Monday, August 14, 2017

The Matrix (1999)

Plato’s cave is an allegory about how perception versus reality.  A group of people facing a wall in a cave can only think in terms of the shadows.  It isn’t until they turn around that the realize what’s going on.  However, people will be reluctant to turn around, as they have no real reason to.  The people in the cave will continue to think in terms of the shadows until they break free.

Likewise, a person living in a computer simulation would have no means by which to conclude that there’s any other reality.  If we were living in a computer simulation, as Elon Musk has said is probable, we would have no means by which to even question a higher existence.   This is the start of the premise for The Matrix.

Thomas A. Anderson, better known as Neo, is a regular guy in a regular job, or so he thinks.  He’s contacted by a group of people who know the truth.  Everything around him is a construct of computers.  It’s all a simulation.  If he takes one pill, he can go back to his normal life and forget everything.  Take the other pill and he can exit the simulation and start to fight it.

Neo takes the second pill and finds himself violently disconnected from the system.  He finds himself on a ship, surrounded in part by the people that rescued him, including Morpheus, who runs the ship, and Trinity.  Most of them have been disconnected from the simulation, although a few were born outside The Matrix.  They mostly fight the system, but also find others to disconnect.

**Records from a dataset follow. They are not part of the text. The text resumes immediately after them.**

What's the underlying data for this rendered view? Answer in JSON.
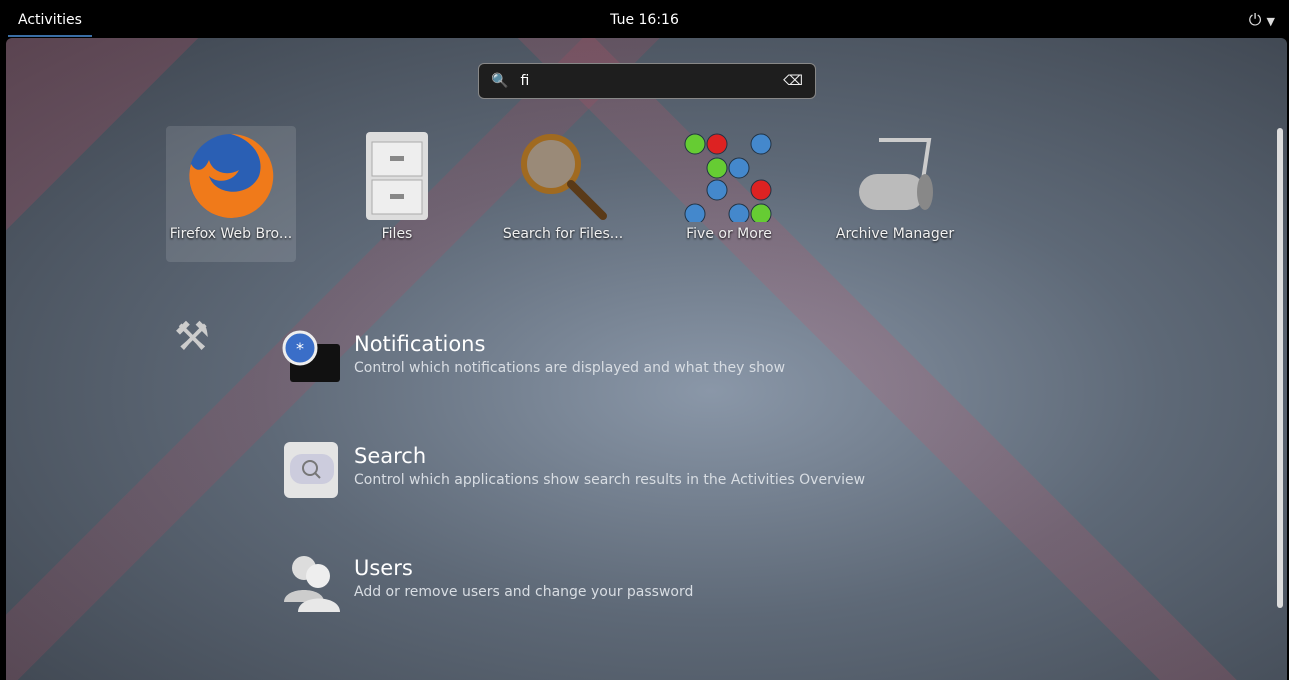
{
  "topbar": {
    "activities": "Activities",
    "clock": "Tue 16:16",
    "power_icon": "power-icon",
    "menu_icon": "chevron-down-icon"
  },
  "search": {
    "value": "fi",
    "search_icon": "search-icon",
    "clear_icon": "clear-icon"
  },
  "apps": [
    {
      "label": "Firefox Web Bro...",
      "icon": "firefox-icon",
      "selected": true
    },
    {
      "label": "Files",
      "icon": "file-cabinet-icon"
    },
    {
      "label": "Search for Files...",
      "icon": "magnifier-icon"
    },
    {
      "label": "Five or More",
      "icon": "balls-icon"
    },
    {
      "label": "Archive Manager",
      "icon": "archive-roller-icon"
    }
  ],
  "settings_provider_icon": "tools-icon",
  "settings": [
    {
      "title": "Notifications",
      "desc": "Control which notifications are displayed and what they show",
      "icon": "notifications-icon"
    },
    {
      "title": "Search",
      "desc": "Control which applications show search results in the Activities Overview",
      "icon": "search-settings-icon"
    },
    {
      "title": "Users",
      "desc": "Add or remove users and change your password",
      "icon": "users-icon"
    }
  ]
}
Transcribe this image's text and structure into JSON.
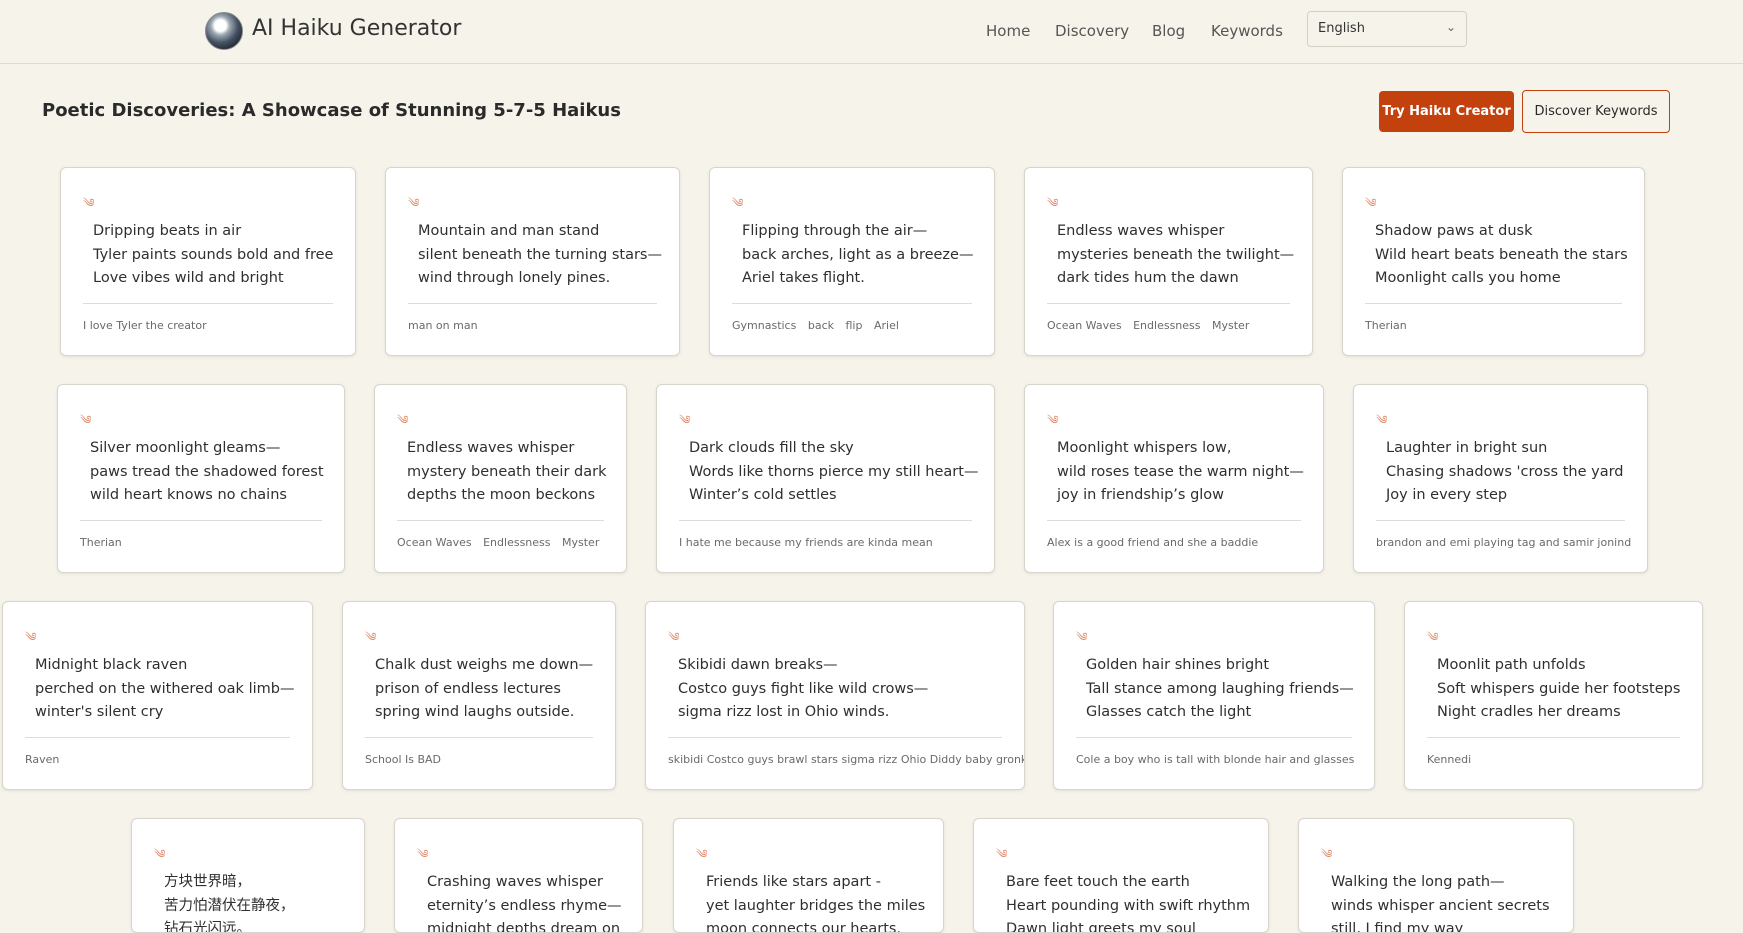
{
  "header": {
    "brand": "AI Haiku Generator",
    "nav": [
      "Home",
      "Discovery",
      "Blog",
      "Keywords"
    ],
    "language": "English"
  },
  "main": {
    "title": "Poetic Discoveries: A Showcase of Stunning 5-7-5 Haikus",
    "try_button": "Try Haiku Creator",
    "discover_button": "Discover Keywords"
  },
  "cards": [
    {
      "lines": [
        "Dripping beats in air",
        "Tyler paints sounds bold and free",
        "Love vibes wild and bright"
      ],
      "tags": [
        "I love Tyler the creator"
      ]
    },
    {
      "lines": [
        "Mountain and man stand",
        "silent beneath the turning stars—",
        "wind through lonely pines."
      ],
      "tags": [
        "man on man"
      ]
    },
    {
      "lines": [
        "Flipping through the air—",
        "back arches, light as a breeze—",
        "Ariel takes flight."
      ],
      "tags": [
        "Gymnastics",
        "back",
        "flip",
        "Ariel"
      ]
    },
    {
      "lines": [
        "Endless waves whisper",
        "mysteries beneath the twilight—",
        "dark tides hum the dawn"
      ],
      "tags": [
        "Ocean Waves",
        "Endlessness",
        "Myster"
      ]
    },
    {
      "lines": [
        "Shadow paws at dusk",
        "Wild heart beats beneath the stars",
        "Moonlight calls you home"
      ],
      "tags": [
        "Therian"
      ]
    },
    {
      "lines": [
        "Silver moonlight gleams—",
        "paws tread the shadowed forest",
        "wild heart knows no chains"
      ],
      "tags": [
        "Therian"
      ]
    },
    {
      "lines": [
        "Endless waves whisper",
        "mystery beneath their dark",
        "depths the moon beckons"
      ],
      "tags": [
        "Ocean Waves",
        "Endlessness",
        "Myster"
      ]
    },
    {
      "lines": [
        "Dark clouds fill the sky",
        "Words like thorns pierce my still heart—",
        "Winter’s cold settles"
      ],
      "tags": [
        "I hate me because my friends are kinda mean"
      ]
    },
    {
      "lines": [
        "Moonlight whispers low,",
        "wild roses tease the warm night—",
        "joy in friendship’s glow"
      ],
      "tags": [
        "Alex is a good friend and she a baddie"
      ]
    },
    {
      "lines": [
        "Laughter in bright sun",
        "Chasing shadows 'cross the yard",
        "Joy in every step"
      ],
      "tags": [
        "brandon and emi playing tag and samir jonind"
      ]
    },
    {
      "lines": [
        "Midnight black raven",
        "perched on the withered oak limb—",
        "winter's silent cry"
      ],
      "tags": [
        "Raven"
      ]
    },
    {
      "lines": [
        "Chalk dust weighs me down—",
        "prison of endless lectures",
        "spring wind laughs outside."
      ],
      "tags": [
        "School Is BAD"
      ]
    },
    {
      "lines": [
        "Skibidi dawn breaks—",
        "Costco guys fight like wild crows—",
        "sigma rizz lost in Ohio winds."
      ],
      "tags": [
        "skibidi Costco guys brawl stars sigma rizz Ohio Diddy baby gronk"
      ]
    },
    {
      "lines": [
        "Golden hair shines bright",
        "Tall stance among laughing friends—",
        "Glasses catch the light"
      ],
      "tags": [
        "Cole a boy who is tall with blonde hair and glasses"
      ]
    },
    {
      "lines": [
        "Moonlit path unfolds",
        "Soft whispers guide her footsteps",
        "Night cradles her dreams"
      ],
      "tags": [
        "Kennedi"
      ]
    },
    {
      "lines": [
        "方块世界暗，",
        "苦力怕潜伏在静夜，",
        "钻石光闪远。"
      ],
      "tags": []
    },
    {
      "lines": [
        "Crashing waves whisper",
        "eternity’s endless rhyme—",
        "midnight depths dream on"
      ],
      "tags": []
    },
    {
      "lines": [
        "Friends like stars apart -",
        "yet laughter bridges the miles",
        "moon connects our hearts."
      ],
      "tags": []
    },
    {
      "lines": [
        "Bare feet touch the earth",
        "Heart pounding with swift rhythm",
        "Dawn light greets my soul"
      ],
      "tags": []
    },
    {
      "lines": [
        "Walking the long path—",
        "winds whisper ancient secrets",
        "still, I find my way"
      ],
      "tags": []
    }
  ]
}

Normally, someone is only disconnected as a child.  Most adult minds can’t handle being separated from The Matrix.  Neo is a special case, as Morpheus believes Neo to be The One, as in the one who can bring down the entire system and free everyone.  It’s a heavy burden to carry, but Neo seems up to the task.  He seems to be able to assimilate most of the training materials in short order.

The hard part is learning that the laws of physics mean nothing in a simulation.  After a while, you can leap between rooftops and run up walls.  This, of course, leads to all sorts of special effects on steroids, a few of which have long since passed into the public awareness.

The movie does seem to be driven mostly by effects, but does have enough of a story to bring them all together.  I was recently looking at some of those basic story lines that are accurate in a very vague sense.  If I had to apply that here, I’d say that it’s a futuristic movie, set in the present, about humanity having been beaten back into the stone age.  This movie sets up the trilogy.  We get an explanation of what happened to humanity that it ended up like this.  We also see Neo’s transformation from an office worker to possible savior of the species.

I should warn those that haven’t seen the movie that it is kind of dark.  It seems like the entire movie was shot at night.  Even the office scenes are somewhat dark.  I’d put the age level in the mid-teens.  High school and up should be able to handle it.  Yes, there is some killing and it’s not pretty.  Consider that the movie is rated R.  To say it’s because of the violence would be an understatement.

One thing that occurred to me is that many of the real people, like Neo and Trinity, seem to use fake names.  I think Neo is the only character to be given what we would consider a real-sounding name.  Likewise, many of the ‘fake’ characters, like Agent Smith, seem to have real-sounding names.   The only exception to this is The Oracle.  If I recall, this holds true more for the first movie than the sequels.  It was just something that occurred to me while watching it recently.